As it happens, however, the doctor was able to see us right away without an appointment, although they conducted a longish series of tests and the whole thing took over an hour to complete. That, my friends, is the beauty of private insurance in Germany. It costs the earth and you better hope your employer picks up half but you get in right away and they don't stint on the tests.
So. . . they took my blood pressure, had me breath in two mystery machines in different ways, took some blood, took a chest x-ray (my first ever unless I got one at school years ago) and put some burning cream on my ear lobe before piercing it with something that felt like an awl and squeezing blood out of it for what seemed like ten minutes. That was the suckiest part - no one leaves that office without a bandaid on their ear.
The results of these various tests were then presented to Dr. Friedrich and told him what I already knew: I have a light but persistant infection that can be treated with antibiotics (with a tiny but unlikely chance that I've contracted whooping cough) and I am pale. I probably also have some underlying non-life threatening condition such as an allergy that explains why my colds tend to turn into chronic bronchitis three years running but to find out more I'll have to come back and get a CAT scan and goodness knows what else.
Now we're home and I've taken my first antibiotic tablet, which is sitting a little uncomfortably but triumphantly in my stomach, and poor Ralf is upstairs exhausted and trying to catch up on his work. I am making him coffee and grandmommy eggs (soft-boiled eggs over broken up toast with lots of salt and pepper) to try and make up for my poor health.

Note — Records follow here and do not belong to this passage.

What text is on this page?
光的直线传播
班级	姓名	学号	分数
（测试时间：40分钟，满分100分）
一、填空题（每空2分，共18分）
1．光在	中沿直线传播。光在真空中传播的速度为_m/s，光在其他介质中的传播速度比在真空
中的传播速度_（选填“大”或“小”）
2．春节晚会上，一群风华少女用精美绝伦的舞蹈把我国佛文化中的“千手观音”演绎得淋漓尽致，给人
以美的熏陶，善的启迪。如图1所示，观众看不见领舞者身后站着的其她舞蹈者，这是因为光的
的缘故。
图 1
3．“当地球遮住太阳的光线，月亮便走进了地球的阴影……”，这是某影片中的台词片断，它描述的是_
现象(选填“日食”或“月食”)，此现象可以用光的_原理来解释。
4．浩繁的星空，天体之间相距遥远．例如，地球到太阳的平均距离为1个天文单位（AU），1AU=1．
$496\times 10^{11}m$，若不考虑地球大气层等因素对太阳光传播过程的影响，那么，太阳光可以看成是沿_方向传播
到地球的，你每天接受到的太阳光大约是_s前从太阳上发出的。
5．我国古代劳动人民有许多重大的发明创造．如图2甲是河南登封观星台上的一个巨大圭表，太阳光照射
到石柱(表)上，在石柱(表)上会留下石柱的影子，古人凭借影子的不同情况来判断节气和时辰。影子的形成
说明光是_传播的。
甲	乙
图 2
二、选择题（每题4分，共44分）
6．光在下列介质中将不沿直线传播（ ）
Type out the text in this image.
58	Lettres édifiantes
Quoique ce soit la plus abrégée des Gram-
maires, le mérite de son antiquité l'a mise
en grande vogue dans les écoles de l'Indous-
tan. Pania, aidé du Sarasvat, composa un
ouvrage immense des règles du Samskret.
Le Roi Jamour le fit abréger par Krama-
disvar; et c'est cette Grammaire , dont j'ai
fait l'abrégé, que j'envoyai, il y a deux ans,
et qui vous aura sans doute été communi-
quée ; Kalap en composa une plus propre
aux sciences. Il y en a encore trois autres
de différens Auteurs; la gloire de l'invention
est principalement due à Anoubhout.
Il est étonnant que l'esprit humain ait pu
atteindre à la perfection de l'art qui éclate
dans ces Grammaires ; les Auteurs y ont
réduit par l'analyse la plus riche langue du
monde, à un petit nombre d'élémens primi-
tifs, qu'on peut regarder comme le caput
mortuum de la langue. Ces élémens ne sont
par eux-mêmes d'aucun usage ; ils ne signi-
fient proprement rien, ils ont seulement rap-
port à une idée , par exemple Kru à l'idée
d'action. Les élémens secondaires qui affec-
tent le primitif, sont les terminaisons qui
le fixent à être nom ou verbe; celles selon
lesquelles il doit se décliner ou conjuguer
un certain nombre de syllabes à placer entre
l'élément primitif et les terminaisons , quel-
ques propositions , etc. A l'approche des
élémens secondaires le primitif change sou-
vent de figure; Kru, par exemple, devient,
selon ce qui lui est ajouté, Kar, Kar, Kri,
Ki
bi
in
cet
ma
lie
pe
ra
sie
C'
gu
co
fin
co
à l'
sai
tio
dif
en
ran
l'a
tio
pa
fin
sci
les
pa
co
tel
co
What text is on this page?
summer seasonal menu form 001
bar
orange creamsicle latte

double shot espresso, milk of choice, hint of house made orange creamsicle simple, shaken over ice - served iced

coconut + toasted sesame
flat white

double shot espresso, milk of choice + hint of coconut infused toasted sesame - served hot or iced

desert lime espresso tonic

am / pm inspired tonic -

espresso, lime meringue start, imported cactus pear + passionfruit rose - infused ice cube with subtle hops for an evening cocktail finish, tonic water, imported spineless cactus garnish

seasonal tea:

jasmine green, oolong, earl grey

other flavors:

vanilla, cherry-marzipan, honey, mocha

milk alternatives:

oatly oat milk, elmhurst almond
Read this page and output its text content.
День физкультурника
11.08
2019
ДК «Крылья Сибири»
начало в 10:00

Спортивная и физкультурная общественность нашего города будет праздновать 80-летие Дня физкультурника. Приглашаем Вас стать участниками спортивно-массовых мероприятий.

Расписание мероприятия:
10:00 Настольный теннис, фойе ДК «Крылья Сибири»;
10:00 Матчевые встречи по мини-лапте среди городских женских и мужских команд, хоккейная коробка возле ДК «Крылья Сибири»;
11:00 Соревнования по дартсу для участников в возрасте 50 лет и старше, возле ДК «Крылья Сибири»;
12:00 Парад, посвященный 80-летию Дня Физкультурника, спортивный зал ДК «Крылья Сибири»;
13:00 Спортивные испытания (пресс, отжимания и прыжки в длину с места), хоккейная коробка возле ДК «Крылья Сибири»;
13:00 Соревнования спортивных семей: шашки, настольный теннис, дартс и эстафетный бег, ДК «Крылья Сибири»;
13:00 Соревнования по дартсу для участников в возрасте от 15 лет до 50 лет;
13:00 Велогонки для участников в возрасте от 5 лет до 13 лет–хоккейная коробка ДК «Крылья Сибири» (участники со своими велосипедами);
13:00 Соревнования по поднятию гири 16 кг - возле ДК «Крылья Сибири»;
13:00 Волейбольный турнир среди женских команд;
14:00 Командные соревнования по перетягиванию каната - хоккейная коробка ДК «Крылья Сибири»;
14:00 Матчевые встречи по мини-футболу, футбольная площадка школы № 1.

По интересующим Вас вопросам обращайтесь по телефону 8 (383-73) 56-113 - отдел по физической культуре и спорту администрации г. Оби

Tonight he has late calls catching up with his team, or his 'bitches', as I jokingly refer to his superstar all-male team of technical software designers since we watched 'You Don't Mess with the Zohan' the other night.
I'll probably have to come up with something else if he ever hires a girl.
Speaking of Zohan, if only Middle Eastern problems could actually be solved by Israeli counterterrorists becoming hair dressers . . . here are a few Zohan quotes that made me laugh despite my sadness for that war torn part of the world because they are so absurd:
(Zohan the Isreali counterterrorist upon being shot at by a Palestinian terrorist): "OK, I get it. You don't like my country."
(Zohan's mom over dinner): "They've been fighting for 2000 years. They're probably almost finished."
(The Hizballah hotline): "Terrorist support operations are temporarily suspended due to peace talks. Normal operations will resume as soon as the peace talks break down."